ALBANY — Bo Henry had one thing in mind when designing the kitchen of his new seafood restaurant, The Catch.

“We built it all for cleanliness,” said Henry, proprietor of two Albany restaurants, downtown’s Harvest Moon and the new Catch.

The Catch’s almost entirely stainless-steel kitchen makes thorough cleaning and control of temperatures a snap.

Customers demand it of their catfish, tuna, salmon, grouper, mahi mahi and oysters.

Georgia environmental health, which issues food service permits, is particularly concerned about the oysters. The Catch and other restaurants have to keep records of where each shipment of oysters comes from and where they were harvested, Henry said.

When it’s not a trusted restaurant or mom and dad, only one agency ensures that food prepared for public consumption is free of more than 250 types of food-borne illnesses.

The Dougherty County Health Department’s seven inspectors are responsible for permitting approximately 350 food service establishments around the county, said county environmental health specialist Jim Pericaud.

School cafeterias, street vendors, caterers and temporary food service operations do not escape the department’s scrutiny: Albany High School received a 77 on its August report card.

Food to be sold may not be prepared in private homes, and food service establishments — including catering activities — may not be located in private homes, Pericaud said.

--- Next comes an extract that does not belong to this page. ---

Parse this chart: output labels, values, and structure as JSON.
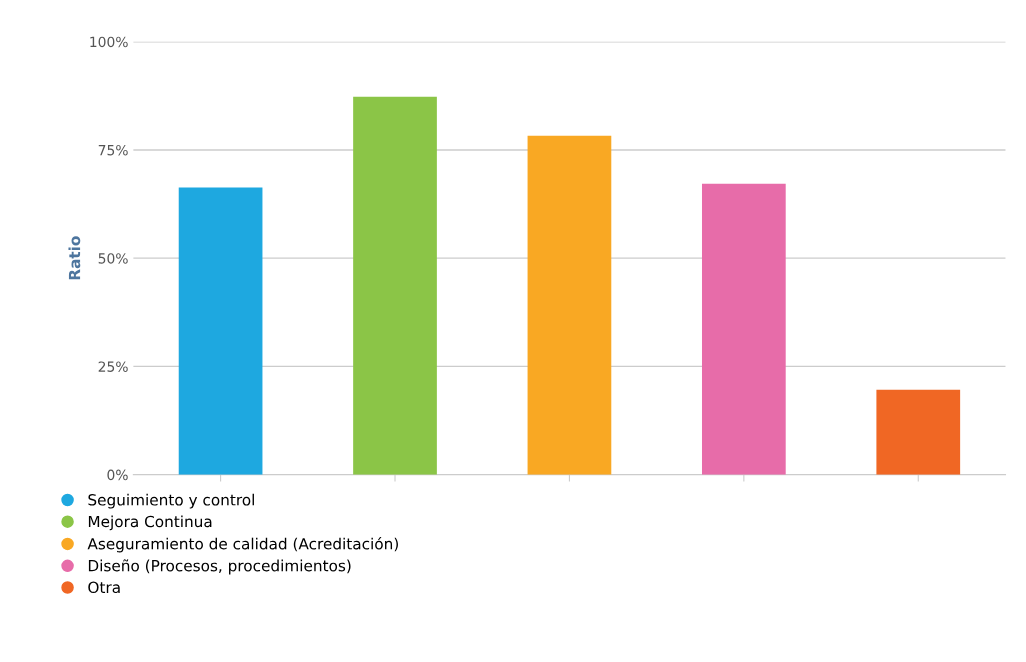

“Caterers must also have permits,” he said. “The issue is public health. Without inspections and permitting, whether food was safe to eat would be a guessing game.”

Illness may stem from many disease-causing microbes, or pathogens, as well as poisonous chemicals present in food, he said.

Even with local, state and federal regulations in place, an estimated 76 million cases of food-borne illness occur each year in the United States, said county nurse manager Cheryl Henley.

“The great majority of these cases are mild and cause symptoms for only a day or two,” Henley said.

The Dougherty County Health Department posts information about food service permitting, regulations and other services as well as health inspection scores online in the Dougherty section of the Southwest Georgia Health District Web site, www.southwestgeorgiapublichealth.org.